Kitt I am slightly surprised at your answer. I can't say for sure one way or the other because I'm not a specialist. I guess maybe I just expected something different.
I have so many examples where places and or people would cause me anxiety, but something told me the more I avoid it the greater the fear would become.
Here is one example:
I left my town on my motorcycle with six other bikes headed to Daytona for biketober fest, which is about a 2 hour ride. We stopped for breakfast about 30 minutes into the ride. I felt nervous and couldn't eat much at all. As I watched everyone having a good time and excited, I sat there struggling if I even wanted to go any farther.
I think it makes it even a little worse on a motorcycle because you can't make a mistake and you must be focused. As bad as I felt from the anxiety (physical and mental) I some how knew that if I didn't do this, it would only get harder next time.
As we headed back out I felt anxiety for maybe 20 miles and it began to ease. To my surprise I began to feel really good that I was doing this and didn't give into fear.
I had a great rest of the day and ride home. That one trip was enough to build my confidence that each time I have felt that way since I have continued with my plans and it has only caused it to happen less and less and when I feel nervous for whatever reason...it's usually short lived and the reward of carrying through feels really great.

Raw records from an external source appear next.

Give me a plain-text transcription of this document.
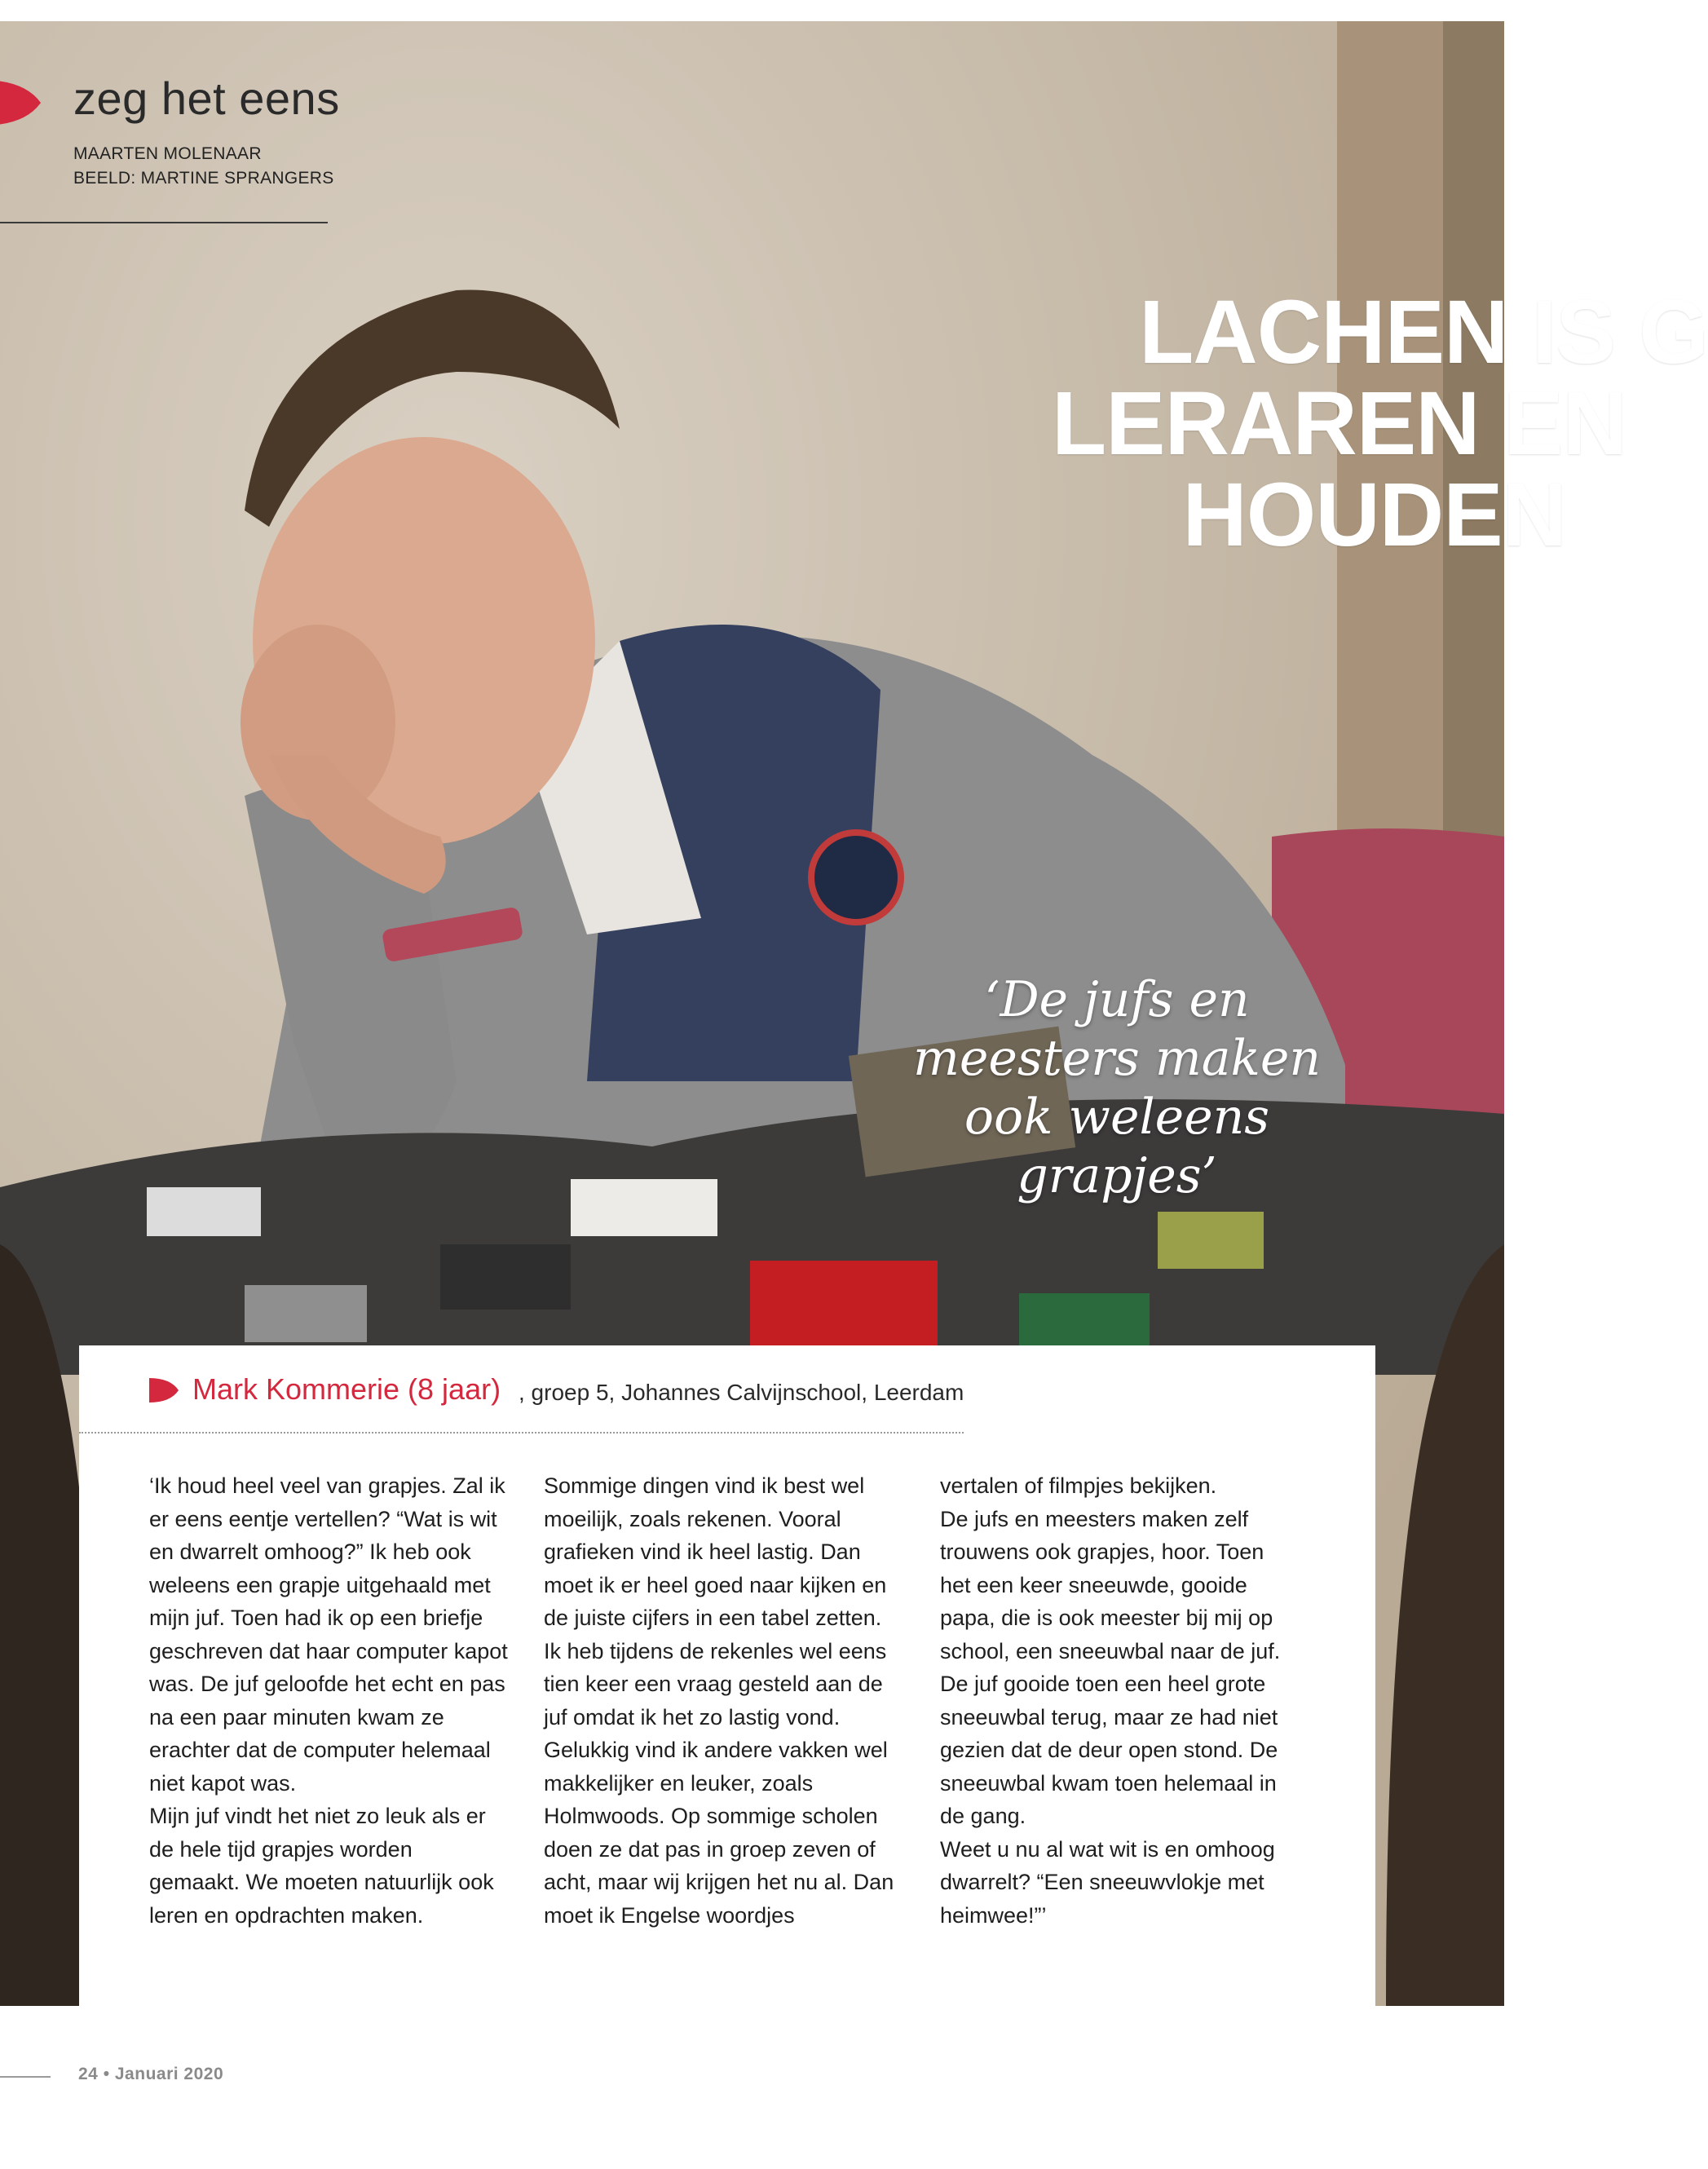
zeg het eens
MAARTEN MOLENAAR
BEELD: MARTINE SPRANGERS
LACHEN IS G
LERAREN EN
HOUDEN
‘De jufs en
meesters maken
ook weleens
grapjes’
Mark Kommerie (8 jaar) , groep 5, Johannes Calvijnschool, Leerdam

‘Ik houd heel veel van grapjes. Zal ik er eens eentje vertellen? “Wat is wit en dwarrelt omhoog?” Ik heb ook weleens een grapje uitgehaald met mijn juf. Toen had ik op een briefje geschreven dat haar computer kapot was. De juf geloofde het echt en pas na een paar minuten kwam ze erachter dat de computer helemaal niet kapot was.

Mijn juf vindt het niet zo leuk als er de hele tijd grapjes worden gemaakt. We moeten natuurlijk ook leren en opdrachten maken.

Sommige dingen vind ik best wel moeilijk, zoals rekenen. Vooral grafieken vind ik heel lastig. Dan moet ik er heel goed naar kijken en de juiste cijfers in een tabel zetten. Ik heb tijdens de rekenles wel eens tien keer een vraag gesteld aan de juf omdat ik het zo lastig vond.

Gelukkig vind ik andere vakken wel makkelijker en leuker, zoals Holmwoods. Op sommige scholen doen ze dat pas in groep zeven of acht, maar wij krijgen het nu al. Dan moet ik Engelse woordjes

vertalen of filmpjes bekijken.

De jufs en meesters maken zelf trouwens ook grapjes, hoor. Toen het een keer sneeuwde, gooide papa, die is ook meester bij mij op school, een sneeuwbal naar de juf. De juf gooide toen een heel grote sneeuwbal terug, maar ze had niet gezien dat de deur open stond. De sneeuwbal kwam toen helemaal in de gang.

Weet u nu al wat wit is en omhoog dwarrelt? “Een sneeuwvlokje met heimwee!”’

24 • Januari 2020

I guess maybe everyone is different, but for me it's facing fears like these that have given my life back and allowed me to start living a much more normal life. I truly feel like had I gave in it would have caused my anxiety to get worse instead of making a recovery....just my 2 cents worth.
Stop fighting your symptoms, tensing against how you feel, trying to push your symptoms away. Don't spend everyday going round in circles trying to figure it all out. This just adds more stress and anxiety to how you feel.
It is your desperation to rid yourself of how you feel that keeps your anxiety alive.
The less you fear your symptoms, the less they mean.